Stories past, and future
By Jim Butler
Almost 50 years of newspapering is a lot of words.
These are the last ones and they are as much personal privilege as poblic interest.
A newspaper career that began midway through one century and ends more than a decade into another spans a range of events almost too broad to summarize.
That likely would be the case of any 50-year period one might settle on, but 1967-2015 happens to be the one of concern here.
What began with typewriter ends with a computer.
Trips to the newsroom library are long gone. Research begins and ends with Google.

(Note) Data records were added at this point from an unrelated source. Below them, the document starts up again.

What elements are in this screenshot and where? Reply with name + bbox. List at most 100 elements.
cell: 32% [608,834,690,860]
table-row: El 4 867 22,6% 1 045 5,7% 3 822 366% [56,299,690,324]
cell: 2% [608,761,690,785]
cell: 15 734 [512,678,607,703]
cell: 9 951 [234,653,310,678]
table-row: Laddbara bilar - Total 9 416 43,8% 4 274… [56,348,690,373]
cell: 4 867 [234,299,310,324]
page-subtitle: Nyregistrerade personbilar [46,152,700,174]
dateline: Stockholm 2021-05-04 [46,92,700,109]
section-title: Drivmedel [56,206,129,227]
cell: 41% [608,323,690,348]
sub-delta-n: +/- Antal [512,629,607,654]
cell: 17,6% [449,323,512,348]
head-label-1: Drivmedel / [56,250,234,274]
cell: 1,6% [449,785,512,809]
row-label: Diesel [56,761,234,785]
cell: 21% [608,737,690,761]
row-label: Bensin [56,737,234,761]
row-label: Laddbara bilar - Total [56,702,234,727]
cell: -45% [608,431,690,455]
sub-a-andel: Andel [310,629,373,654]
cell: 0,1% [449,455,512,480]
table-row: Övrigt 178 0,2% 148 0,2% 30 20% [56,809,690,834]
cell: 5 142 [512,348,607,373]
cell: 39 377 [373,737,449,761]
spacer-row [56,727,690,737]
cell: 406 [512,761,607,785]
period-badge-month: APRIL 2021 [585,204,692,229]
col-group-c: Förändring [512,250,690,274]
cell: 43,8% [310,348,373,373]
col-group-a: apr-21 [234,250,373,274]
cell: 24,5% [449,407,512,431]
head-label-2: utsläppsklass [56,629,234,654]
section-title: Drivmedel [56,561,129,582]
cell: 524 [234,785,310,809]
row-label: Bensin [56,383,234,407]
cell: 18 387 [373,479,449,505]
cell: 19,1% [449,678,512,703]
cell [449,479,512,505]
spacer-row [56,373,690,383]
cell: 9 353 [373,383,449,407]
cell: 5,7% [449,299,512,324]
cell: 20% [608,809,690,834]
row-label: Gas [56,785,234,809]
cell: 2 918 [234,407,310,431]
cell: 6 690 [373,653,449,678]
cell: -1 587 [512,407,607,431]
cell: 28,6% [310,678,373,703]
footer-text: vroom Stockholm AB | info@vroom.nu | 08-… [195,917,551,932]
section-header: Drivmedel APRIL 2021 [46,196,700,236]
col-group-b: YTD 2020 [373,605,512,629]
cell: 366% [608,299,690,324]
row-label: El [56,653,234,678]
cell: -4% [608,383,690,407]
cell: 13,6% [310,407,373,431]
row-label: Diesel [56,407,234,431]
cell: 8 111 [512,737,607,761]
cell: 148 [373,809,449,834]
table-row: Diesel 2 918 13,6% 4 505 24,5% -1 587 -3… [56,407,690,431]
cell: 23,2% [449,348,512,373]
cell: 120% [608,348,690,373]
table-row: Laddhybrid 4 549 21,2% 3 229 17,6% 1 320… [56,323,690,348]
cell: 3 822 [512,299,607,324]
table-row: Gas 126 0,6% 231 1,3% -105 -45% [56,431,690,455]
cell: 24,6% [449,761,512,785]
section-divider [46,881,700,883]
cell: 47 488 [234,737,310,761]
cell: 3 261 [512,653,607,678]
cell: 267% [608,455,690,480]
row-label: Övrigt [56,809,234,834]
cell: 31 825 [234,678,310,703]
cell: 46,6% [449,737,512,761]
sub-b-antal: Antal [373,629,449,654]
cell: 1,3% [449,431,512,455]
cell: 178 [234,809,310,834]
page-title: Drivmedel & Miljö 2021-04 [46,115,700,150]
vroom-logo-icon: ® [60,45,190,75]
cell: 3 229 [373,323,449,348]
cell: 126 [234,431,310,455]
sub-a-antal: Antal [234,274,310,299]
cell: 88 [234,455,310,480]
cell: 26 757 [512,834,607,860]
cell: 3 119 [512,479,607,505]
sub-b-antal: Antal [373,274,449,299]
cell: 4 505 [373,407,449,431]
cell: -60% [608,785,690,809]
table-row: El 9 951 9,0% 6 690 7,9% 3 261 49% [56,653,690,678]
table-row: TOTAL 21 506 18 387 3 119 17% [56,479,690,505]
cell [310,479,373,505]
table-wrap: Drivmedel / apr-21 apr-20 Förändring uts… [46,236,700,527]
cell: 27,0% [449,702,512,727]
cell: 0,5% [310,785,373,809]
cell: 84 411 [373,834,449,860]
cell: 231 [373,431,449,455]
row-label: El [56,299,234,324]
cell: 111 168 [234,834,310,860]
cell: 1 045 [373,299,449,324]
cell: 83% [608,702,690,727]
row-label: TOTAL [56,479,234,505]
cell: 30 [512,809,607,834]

Scanning sheets and sheets of negative proofs in the photo morgue to find a particular image has given way to digital archival searches, with almost instant response.
Story leads now are just as likely to be found on Facebook as at the corner coffee shop.
Once written, the stories are as likely to be read on a newspaper’s web site as they are in its printed product, assuming it still has one.
Looking back, would newspapers have been as effective as they were in covering these topics had they been electronic, not printed?
Civil Rights. Vietnam. Johnson. Memphis. King. Kennedy. Nixon. Watergate. Ford. Carter. Iran-Contra. Reagan. Shuttle. Desert Storm. Bush. Clinton. Bush. 9/11. Desert Shield. Enduring Freedom. Obama.
McKeithen. Edwards. Treen. Roemer. Foster. Blanco. Jindal.
Don’t know, and only time will tell about the stories that are to come.
I’ll follow whatever the coverage might be, printed or digital, as a reader, not as a reporter or an editor.
The eyeshade and the red editing pen have been put down, to be replaced with a golf club or a fishing rod.
For me, as the wire services used to say at story’s end, it’s -30-.